What other skills should a good DevOps engineer have?

Elsewhere, you should look for:

  • An understanding of agile methodology. DevOps is, partly, agile applied beyond the software development team, so having people who know what’s what here is particularly useful.
  • Familiarity with common tools – see the list below for more details.
  • Software testing. A lot of this can be automated now, but it’s useful to be able to perform a manual test when needed.

What tools does a DevOps engineer use?

A good worker is nothing without their tools, so the saying goes.

DevOps engineers rely on a set of software packages day in, day out for them to do their job effectively. If you’re looking at hiring a DevOps engineer or DevOps team, it’s therefore super important to factor this cost into your investment.

The tools we’ve listed below are name-brand industry standards. Good alternatives do exist, though if you’re looking for DevOps engineers with direct experience of particular software packages, they are an excellent place to start:

  • Automation tools (e.g Jenkins, Bamboo): these allow your DevOps engineers to customize and automate your delivery pipeline.
  • Source code management (e.g Git): source code management tools allow you to track the progress of any development work, view version histories, and create version ‘branches’, which can then be merged as necessary once you’ve agreed on what you want your final product to look like.
  • Repository hosting (e.g Github, Bitbucket): for source code management software to integrate into your DevOps processes, you’ll need a code repository. Github and Bitbucket are the two most well-known repositories for Git; you’ll need to look elsewhere if you’re using a different SCM tool.
  • Containerization software (e.g Docker, Kubernetes): containerization involves putting an application and all of its related configuration files and libraries into a container within its own operating environment, so that it can run across different physical machines regardless of dependencies). This is an essential part of a DevOps engineer’s day-to-day responsibilities, so investing in a solid option here is important.
  • Configuration management (e.g Puppet Enterprise, Ansible, Chef): configuration management tools allow your DevOps engineers to configure and manage your infrastructure – sometimes as code – and to automate deployment.
  • Monitoring software (e.g Nagios, Raygun): monitoring software helps your DevOps team monitor your infrastructure for any issues, for speedy and satisfactory resolution.
  • Project management solutions (e.g Jira, Trello): these are by no means unique to DevOps, but they’re worth a mention anyway, given how much easier they make getting projects over the finish line. DevOps engineers can use these to check up on their team’s progress, keep everyone on track to meet deadlines, and to identify any pain points where process improvements could be made.
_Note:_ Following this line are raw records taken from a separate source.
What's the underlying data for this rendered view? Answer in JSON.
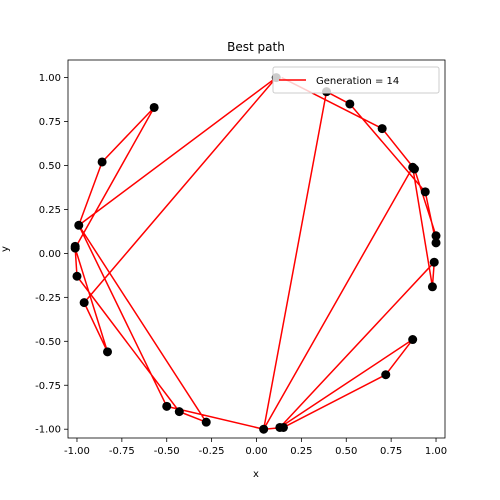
{
  "chart_data": {
    "type": "line",
    "title": "Best path",
    "xlabel": "x",
    "ylabel": "y",
    "xlim": [
      -1.05,
      1.05
    ],
    "ylim": [
      -1.05,
      1.1
    ],
    "xticks": [
      "-1.00",
      "-0.75",
      "-0.50",
      "-0.25",
      "0.00",
      "0.25",
      "0.50",
      "0.75",
      "1.00"
    ],
    "xtick_values": [
      -1.0,
      -0.75,
      -0.5,
      -0.25,
      0.0,
      0.25,
      0.5,
      0.75,
      1.0
    ],
    "yticks": [
      "1.00",
      "0.75",
      "0.50",
      "0.25",
      "0.00",
      "-0.25",
      "-0.50",
      "-0.75",
      "-1.00"
    ],
    "ytick_values": [
      1.0,
      0.75,
      0.5,
      0.25,
      0.0,
      -0.25,
      -0.5,
      -0.75,
      -1.0
    ],
    "grid": false,
    "legend": {
      "placement": "top-right",
      "label": "Generation = 14"
    },
    "path_color": "#ff0000",
    "point_color": "#000000",
    "points": [
      {
        "x": 0.11,
        "y": 1.0
      },
      {
        "x": 0.39,
        "y": 0.92
      },
      {
        "x": 0.52,
        "y": 0.85
      },
      {
        "x": 0.7,
        "y": 0.71
      },
      {
        "x": 0.87,
        "y": 0.49
      },
      {
        "x": 0.88,
        "y": 0.48
      },
      {
        "x": 0.94,
        "y": 0.35
      },
      {
        "x": 1.0,
        "y": 0.1
      },
      {
        "x": 1.0,
        "y": 0.06
      },
      {
        "x": 0.99,
        "y": -0.05
      },
      {
        "x": 0.98,
        "y": -0.19
      },
      {
        "x": 0.87,
        "y": -0.49
      },
      {
        "x": 0.72,
        "y": -0.69
      },
      {
        "x": 0.15,
        "y": -0.99
      },
      {
        "x": 0.13,
        "y": -0.99
      },
      {
        "x": 0.04,
        "y": -1.0
      },
      {
        "x": -0.28,
        "y": -0.96
      },
      {
        "x": -0.43,
        "y": -0.9
      },
      {
        "x": -0.5,
        "y": -0.87
      },
      {
        "x": -0.83,
        "y": -0.56
      },
      {
        "x": -0.96,
        "y": -0.28
      },
      {
        "x": -1.0,
        "y": -0.13
      },
      {
        "x": -1.01,
        "y": 0.03
      },
      {
        "x": -1.01,
        "y": 0.04
      },
      {
        "x": -0.99,
        "y": 0.16
      },
      {
        "x": -0.86,
        "y": 0.52
      },
      {
        "x": -0.57,
        "y": 0.83
      }
    ],
    "path": [
      {
        "x": 0.14,
        "y": 1.0
      },
      {
        "x": 0.7,
        "y": 0.71
      },
      {
        "x": 0.88,
        "y": 0.48
      },
      {
        "x": 1.0,
        "y": 0.1
      },
      {
        "x": 1.0,
        "y": 0.06
      },
      {
        "x": 0.94,
        "y": 0.35
      },
      {
        "x": 0.52,
        "y": 0.85
      },
      {
        "x": 0.39,
        "y": 0.92
      },
      {
        "x": 0.04,
        "y": -1.0
      },
      {
        "x": 0.87,
        "y": 0.49
      },
      {
        "x": 0.98,
        "y": -0.19
      },
      {
        "x": 0.99,
        "y": -0.05
      },
      {
        "x": 0.13,
        "y": -0.99
      },
      {
        "x": 0.87,
        "y": -0.49
      },
      {
        "x": 0.72,
        "y": -0.69
      },
      {
        "x": 0.15,
        "y": -0.99
      },
      {
        "x": 0.04,
        "y": -1.0
      },
      {
        "x": -0.5,
        "y": -0.87
      },
      {
        "x": -0.99,
        "y": 0.16
      },
      {
        "x": -0.28,
        "y": -0.96
      },
      {
        "x": -0.43,
        "y": -0.9
      },
      {
        "x": -1.0,
        "y": -0.13
      },
      {
        "x": -1.01,
        "y": 0.03
      },
      {
        "x": -0.83,
        "y": -0.56
      },
      {
        "x": -0.96,
        "y": -0.28
      },
      {
        "x": 0.11,
        "y": 1.0
      },
      {
        "x": -0.99,
        "y": 0.16
      },
      {
        "x": -0.86,
        "y": 0.52
      },
      {
        "x": -0.57,
        "y": 0.83
      },
      {
        "x": -1.01,
        "y": 0.03
      }
    ]
  }
}
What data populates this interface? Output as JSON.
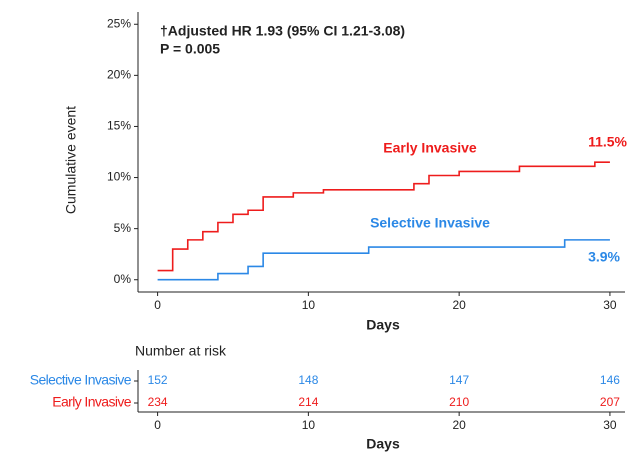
{
  "chart_data": [
    {
      "type": "line",
      "line_style": "step",
      "annotations": [
        "†Adjusted HR 1.93 (95% CI 1.21-3.08)",
        "P = 0.005"
      ],
      "x_label": "Days",
      "y_label": "Cumulative event",
      "xlim": [
        -1.3,
        31
      ],
      "xticks": [
        0,
        10,
        20,
        30
      ],
      "ylim": [
        -1.2,
        26.2
      ],
      "yticks": [
        {
          "value": 0,
          "label": "0%"
        },
        {
          "value": 5,
          "label": "5%"
        },
        {
          "value": 10,
          "label": "10%"
        },
        {
          "value": 15,
          "label": "15%"
        },
        {
          "value": 20,
          "label": "20%"
        },
        {
          "value": 25,
          "label": "25%"
        }
      ],
      "series": [
        {
          "name": "Early Invasive",
          "color": "#ee1c1c",
          "x": [
            0,
            1,
            2,
            3,
            4,
            5,
            6,
            7,
            9,
            11,
            14,
            17,
            18,
            20,
            24,
            29,
            30
          ],
          "values": [
            0.9,
            3.0,
            3.9,
            4.7,
            5.6,
            6.4,
            6.8,
            8.1,
            8.5,
            8.8,
            8.8,
            9.4,
            10.2,
            10.6,
            11.1,
            11.5,
            11.5
          ],
          "value_labels": [
            null,
            null,
            null,
            null,
            null,
            null,
            null,
            null,
            null,
            null,
            null,
            null,
            null,
            null,
            null,
            null,
            "11.5%"
          ]
        },
        {
          "name": "Selective Invasive",
          "color": "#2b88e6",
          "x": [
            0,
            4,
            6,
            7,
            14,
            27,
            30
          ],
          "values": [
            0,
            0.6,
            1.3,
            2.6,
            3.2,
            3.9,
            3.9
          ],
          "value_labels": [
            null,
            null,
            null,
            null,
            null,
            null,
            "3.9%"
          ]
        }
      ]
    },
    {
      "type": "risk_table",
      "title": "Number at risk",
      "x_label": "Days",
      "x": [
        0,
        10,
        20,
        30
      ],
      "xlim": [
        -1.3,
        31
      ],
      "xticks": [
        0,
        10,
        20,
        30
      ],
      "rows": [
        {
          "name": "Selective Invasive",
          "color": "#2b88e6",
          "values": [
            152,
            148,
            147,
            146
          ]
        },
        {
          "name": "Early Invasive",
          "color": "#ee1c1c",
          "values": [
            234,
            214,
            210,
            207
          ]
        }
      ]
    }
  ]
}
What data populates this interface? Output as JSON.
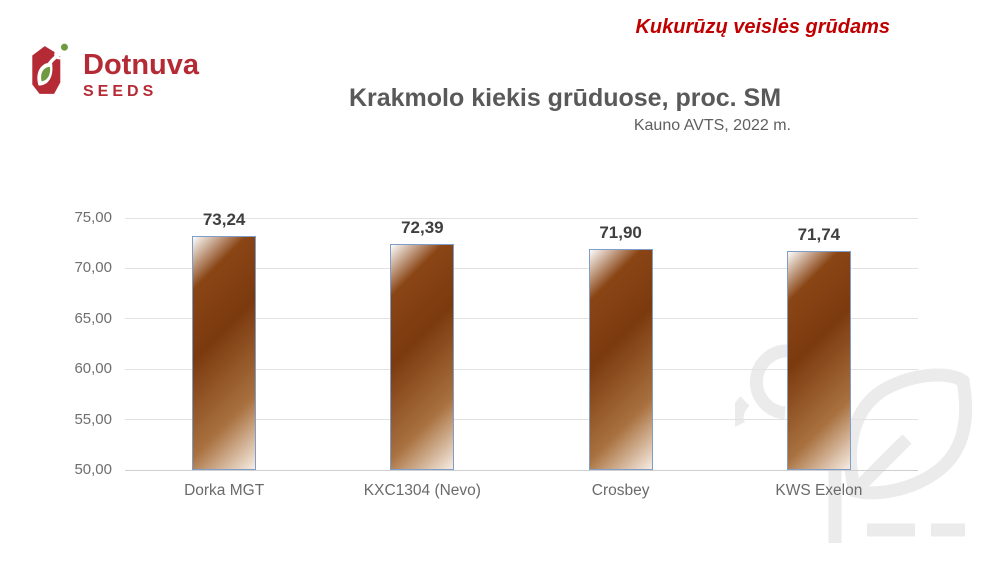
{
  "brand": {
    "name": "Dotnuva",
    "sub": "SEEDS",
    "red": "#b42b36",
    "green": "#6f9a41"
  },
  "header": {
    "tagline": "Kukurūzų veislės grūdams",
    "tagline_color": "#c00000"
  },
  "chart_data": {
    "type": "bar",
    "title": "Krakmolo kiekis grūduose, proc. SM",
    "subtitle": "Kauno AVTS, 2022 m.",
    "categories": [
      "Dorka MGT",
      "KXC1304 (Nevo)",
      "Crosbey",
      "KWS Exelon"
    ],
    "values": [
      73.24,
      72.39,
      71.9,
      71.74
    ],
    "value_labels": [
      "73,24",
      "72,39",
      "71,90",
      "71,74"
    ],
    "ylim": [
      50,
      75
    ],
    "ytick_step": 5,
    "ytick_labels": [
      "75,00",
      "70,00",
      "65,00",
      "60,00",
      "55,00",
      "50,00"
    ],
    "grid": true,
    "legend": false,
    "colors": {
      "bar_dark": "#7b3a0e",
      "bar_mid": "#a9713f",
      "bar_light": "#f6ece2",
      "bar_border": "#7f9dc9",
      "gridline": "#e2e2e2",
      "label": "#6e6e6e",
      "value_label": "#3f3f3f",
      "title": "#595959"
    }
  },
  "watermark": {
    "color": "#ebebeb"
  }
}
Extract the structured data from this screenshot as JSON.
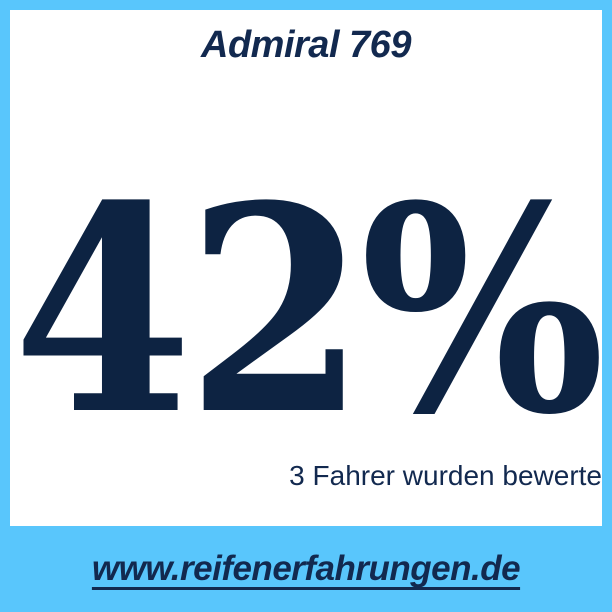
{
  "header": {
    "title": "Admiral 769"
  },
  "stat": {
    "value": "42%",
    "subtext": "3 Fahrer wurden bewerte"
  },
  "footer": {
    "url": "www.reifenerfahrungen.de"
  },
  "colors": {
    "accent_cyan": "#59c6fc",
    "navy": "#0d2342",
    "background": "#ffffff"
  }
}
What does a good DevOps team look like?

If your organization is large enough (and busy enough) to justify a team of DevOps engineers, you might want to look for people with special interest in some of the areas listed above rather than hiring a team of generalists.

Positions you could look for include:

  • Release manager: oversees the planning, scheduling, controlling and release of a software build.
  • Automation expert: fairly self explanatory. The go-to person for all things automation-related.
  • Software tester: responsible for all DevOps-related software testing.
  • QA lead: ensures quality and adherence to standards across the DevOps function.
  • SecDevOps engineer: takes the lead on embedding the appropriate security measures into your release cycle and across all other DevOps processes.